By Xie Yu
Global markets rose on Monday, with several stock indexes in the Asia-Pacific region adding more than 2% and S&P 500 futures rising, suggesting U.S. markets could also gain ground later in the day.
By late morning in Hong Kong, Australia's benchmark S&P/ASX 200 index had gained 2.9%. Japan's Nikkei 225 rose 2.6%, and South Korea's Kospi Composite advanced 2.2%. The local benchmark Hang Seng Index rose 1%
E-mini S&P 500 futures rose 3%. The yield on the 10-year U.S. Treasury note rose to 0.624%, up from 0.587% on Friday. Yields move in the opposite direction from bond prices.
On Sunday, New York reported its first one-day decline in deaths caused by the new coronavirus, although Gov. Andrew Cuomo said it was too early to understand the significance of that number. New York is the U.S. state with the most confirmed cases.
Some daily death tolls for Covid-19, the respiratory disease caused by the coronavirus, fell in Western Europe, with Italy reporting the fewest deaths in more than two weeks. France reported the lowest number in five days and Spain's tally fell for three days in a row.
"A sense of eagerness to see a turn in the spread of the virus and economic growth is driving the market today," said Govinda Finn, an economist at Aberdeen Standard Investments. However, Mr. Finn added: "I wouldn't have massive confidence that we are there yet, so I think the rally probably won't last long."
Markets in mainland China were closed for a holiday.

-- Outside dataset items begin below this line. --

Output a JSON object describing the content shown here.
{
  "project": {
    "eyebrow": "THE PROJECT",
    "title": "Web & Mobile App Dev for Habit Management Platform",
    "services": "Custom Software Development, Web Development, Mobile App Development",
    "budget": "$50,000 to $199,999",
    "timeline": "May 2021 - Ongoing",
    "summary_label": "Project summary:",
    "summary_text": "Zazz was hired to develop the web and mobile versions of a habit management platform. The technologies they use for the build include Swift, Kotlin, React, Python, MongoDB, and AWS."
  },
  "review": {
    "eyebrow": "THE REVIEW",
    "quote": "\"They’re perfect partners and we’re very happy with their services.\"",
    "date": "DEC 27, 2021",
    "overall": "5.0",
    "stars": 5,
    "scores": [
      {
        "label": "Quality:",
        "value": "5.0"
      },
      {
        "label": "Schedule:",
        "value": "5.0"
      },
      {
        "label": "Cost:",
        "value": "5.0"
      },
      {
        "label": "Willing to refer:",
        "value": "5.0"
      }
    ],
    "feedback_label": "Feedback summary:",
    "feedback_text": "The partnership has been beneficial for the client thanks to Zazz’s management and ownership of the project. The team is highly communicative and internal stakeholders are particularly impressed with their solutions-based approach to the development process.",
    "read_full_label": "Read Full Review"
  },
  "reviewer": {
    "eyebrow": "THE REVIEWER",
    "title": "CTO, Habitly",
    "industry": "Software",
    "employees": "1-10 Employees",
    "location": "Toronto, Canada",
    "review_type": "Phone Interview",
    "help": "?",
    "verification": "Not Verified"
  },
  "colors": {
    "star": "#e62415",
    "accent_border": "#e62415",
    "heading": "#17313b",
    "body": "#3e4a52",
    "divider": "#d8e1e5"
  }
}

Brent crude, the global oil benchmark, fell 2.4% to $33.29 a barrel.
A 23-nation alliance led by Saudi Arabia and Russia was due to debate world-wide production cuts of 10 million barrels a day on Monday and had hoped to include the U.S. as the coronavirus outbreak continues to erode oil demand. But the virtual meeting was delayed after Saudi Arabia and Russia swapped barbs and the U.S. failed to outline production cuts of its own.
Major U.S. indexes registered modest declines last week, while bonds continued to rally. The yield on the 10-year U.S. Treasury note fell for a third straight week, as investors rushed into safer assets.